Jean-Claude, célibataire résigné, étouffe entre son boulot dans une usine de jouets en bois et sa mère castratrice, au dynamisme dopé par la nicotine. Au moment de remplir ses obligations de bon fils et de bon camarade (anniversaire de la mort de son père et match de foot corporatif), il décide de disparaître sans crier gare, s’embarquant pour une croisière de célibataires, "les coeurs solitaires".
Là, il appprend à se connaître, à oser la liberté, malgré un début de séjour angoissant, avec des animations types club med censées rapprocher les uns des autres ces coeurs à prendre venus de tous les horizons.
Grâce à un scénario parfaitement maîtrisé, jouant sur des intermèdes oniriques et des pauses façon témoignage d’enquête de police, Pedrosa nous emmène dans son histoire avec maestria.
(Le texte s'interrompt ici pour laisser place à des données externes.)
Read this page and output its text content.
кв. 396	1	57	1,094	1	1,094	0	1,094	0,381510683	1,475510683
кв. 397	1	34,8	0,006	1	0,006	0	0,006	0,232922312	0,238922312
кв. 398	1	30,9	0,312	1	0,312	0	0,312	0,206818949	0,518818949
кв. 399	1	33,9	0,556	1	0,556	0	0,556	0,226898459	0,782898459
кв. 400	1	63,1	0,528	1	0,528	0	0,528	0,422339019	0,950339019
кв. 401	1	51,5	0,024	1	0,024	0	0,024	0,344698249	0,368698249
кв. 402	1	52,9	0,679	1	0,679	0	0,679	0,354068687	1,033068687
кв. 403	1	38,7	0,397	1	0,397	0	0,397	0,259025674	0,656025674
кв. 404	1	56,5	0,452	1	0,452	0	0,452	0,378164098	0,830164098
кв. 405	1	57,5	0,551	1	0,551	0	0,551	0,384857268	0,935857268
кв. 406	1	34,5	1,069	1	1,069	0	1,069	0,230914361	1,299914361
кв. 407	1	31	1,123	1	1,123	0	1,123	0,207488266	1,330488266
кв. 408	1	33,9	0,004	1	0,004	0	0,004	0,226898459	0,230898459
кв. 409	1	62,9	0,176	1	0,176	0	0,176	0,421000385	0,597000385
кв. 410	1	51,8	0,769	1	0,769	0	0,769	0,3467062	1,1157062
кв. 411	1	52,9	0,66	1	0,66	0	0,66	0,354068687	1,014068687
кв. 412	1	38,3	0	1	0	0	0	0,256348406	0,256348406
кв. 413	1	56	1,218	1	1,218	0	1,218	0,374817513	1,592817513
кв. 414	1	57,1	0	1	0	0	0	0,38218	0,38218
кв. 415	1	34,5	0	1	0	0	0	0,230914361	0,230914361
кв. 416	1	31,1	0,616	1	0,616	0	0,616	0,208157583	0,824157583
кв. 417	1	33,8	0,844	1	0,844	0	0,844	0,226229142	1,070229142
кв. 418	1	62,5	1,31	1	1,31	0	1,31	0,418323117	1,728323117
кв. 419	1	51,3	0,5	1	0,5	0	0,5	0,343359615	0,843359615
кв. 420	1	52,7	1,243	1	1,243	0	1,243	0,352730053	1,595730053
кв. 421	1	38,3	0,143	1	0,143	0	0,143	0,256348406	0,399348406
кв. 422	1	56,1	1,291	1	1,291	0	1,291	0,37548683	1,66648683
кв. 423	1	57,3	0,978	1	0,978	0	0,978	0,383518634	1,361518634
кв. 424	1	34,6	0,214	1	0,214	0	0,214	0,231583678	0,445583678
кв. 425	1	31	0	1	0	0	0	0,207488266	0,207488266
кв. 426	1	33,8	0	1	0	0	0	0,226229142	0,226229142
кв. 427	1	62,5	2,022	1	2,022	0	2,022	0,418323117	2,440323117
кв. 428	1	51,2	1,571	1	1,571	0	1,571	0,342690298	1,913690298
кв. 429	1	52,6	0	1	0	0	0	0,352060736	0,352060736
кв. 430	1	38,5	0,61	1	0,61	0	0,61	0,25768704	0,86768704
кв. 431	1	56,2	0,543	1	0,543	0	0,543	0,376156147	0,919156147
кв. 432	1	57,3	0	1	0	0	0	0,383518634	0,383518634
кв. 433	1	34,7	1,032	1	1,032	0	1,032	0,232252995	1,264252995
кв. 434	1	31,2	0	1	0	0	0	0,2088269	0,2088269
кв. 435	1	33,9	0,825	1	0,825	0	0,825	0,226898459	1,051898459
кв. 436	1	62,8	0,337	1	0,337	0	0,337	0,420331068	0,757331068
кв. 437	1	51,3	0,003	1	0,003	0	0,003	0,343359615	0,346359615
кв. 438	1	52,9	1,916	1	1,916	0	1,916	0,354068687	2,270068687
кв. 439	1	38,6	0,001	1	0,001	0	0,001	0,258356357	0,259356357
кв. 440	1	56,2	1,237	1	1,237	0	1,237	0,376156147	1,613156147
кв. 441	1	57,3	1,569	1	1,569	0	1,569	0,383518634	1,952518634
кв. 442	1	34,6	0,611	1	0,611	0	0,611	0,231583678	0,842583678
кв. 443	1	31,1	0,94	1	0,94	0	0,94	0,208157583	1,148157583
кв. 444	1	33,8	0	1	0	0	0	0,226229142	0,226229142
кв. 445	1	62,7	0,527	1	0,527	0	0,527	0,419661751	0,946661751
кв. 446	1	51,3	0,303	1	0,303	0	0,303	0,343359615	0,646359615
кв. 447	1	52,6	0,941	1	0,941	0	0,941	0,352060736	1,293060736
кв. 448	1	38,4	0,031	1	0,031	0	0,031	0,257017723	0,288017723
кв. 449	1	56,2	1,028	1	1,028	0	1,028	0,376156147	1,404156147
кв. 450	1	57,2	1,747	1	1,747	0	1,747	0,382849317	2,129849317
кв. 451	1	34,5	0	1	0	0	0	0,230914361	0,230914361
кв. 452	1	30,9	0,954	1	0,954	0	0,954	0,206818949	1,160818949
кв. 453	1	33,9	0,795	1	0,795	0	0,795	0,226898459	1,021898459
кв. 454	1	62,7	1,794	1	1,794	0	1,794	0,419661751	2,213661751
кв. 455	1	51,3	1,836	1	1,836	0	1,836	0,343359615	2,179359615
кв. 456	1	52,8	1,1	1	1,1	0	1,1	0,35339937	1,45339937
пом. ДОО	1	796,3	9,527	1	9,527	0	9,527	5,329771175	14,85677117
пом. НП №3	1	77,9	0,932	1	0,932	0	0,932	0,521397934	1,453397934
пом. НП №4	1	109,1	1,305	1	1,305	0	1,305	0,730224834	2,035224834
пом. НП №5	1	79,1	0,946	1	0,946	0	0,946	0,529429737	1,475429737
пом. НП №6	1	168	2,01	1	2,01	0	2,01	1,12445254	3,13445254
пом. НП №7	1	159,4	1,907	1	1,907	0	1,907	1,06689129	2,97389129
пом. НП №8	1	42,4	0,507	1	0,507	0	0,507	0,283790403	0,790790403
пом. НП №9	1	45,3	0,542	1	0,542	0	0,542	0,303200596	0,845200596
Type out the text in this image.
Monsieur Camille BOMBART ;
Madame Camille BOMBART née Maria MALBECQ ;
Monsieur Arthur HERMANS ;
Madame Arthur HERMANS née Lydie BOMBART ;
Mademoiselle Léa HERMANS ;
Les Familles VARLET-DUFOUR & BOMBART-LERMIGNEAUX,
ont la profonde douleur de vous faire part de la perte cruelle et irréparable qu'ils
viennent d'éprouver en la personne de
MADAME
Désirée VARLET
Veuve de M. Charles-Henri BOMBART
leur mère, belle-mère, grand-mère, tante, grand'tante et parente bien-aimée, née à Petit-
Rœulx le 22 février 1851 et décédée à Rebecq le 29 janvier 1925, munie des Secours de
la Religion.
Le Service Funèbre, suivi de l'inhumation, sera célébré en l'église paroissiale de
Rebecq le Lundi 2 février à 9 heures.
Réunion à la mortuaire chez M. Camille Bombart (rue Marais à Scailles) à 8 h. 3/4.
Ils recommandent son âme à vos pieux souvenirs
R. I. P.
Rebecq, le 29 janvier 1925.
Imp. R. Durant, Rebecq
Il réussit quelques scènes marquantes, comme la découverte des failles de la pimpante animatrice de la croisière, "amoureuse compliquée" comme elle se décrit elle-même, ou le face-à-face entre le médecin et un Jean-Claude déprimé, dans un coin sombre du bateau.
Pedrosa s’intéresse à tous ses personnages, révélant leurs parts d’humanité, de faiblesse ou de désarroi. Son univers très sensible bénéficie de libertés de trait foncièrement modernes, comme ces fantasmes tourbillonnants qui agitent le héros. On pense à Blutch, à l’école indépendante...
Les Coeurs solitaires, au final magistral, révèle un auteur, et possède même tous les atouts pour intéresser le cinéma.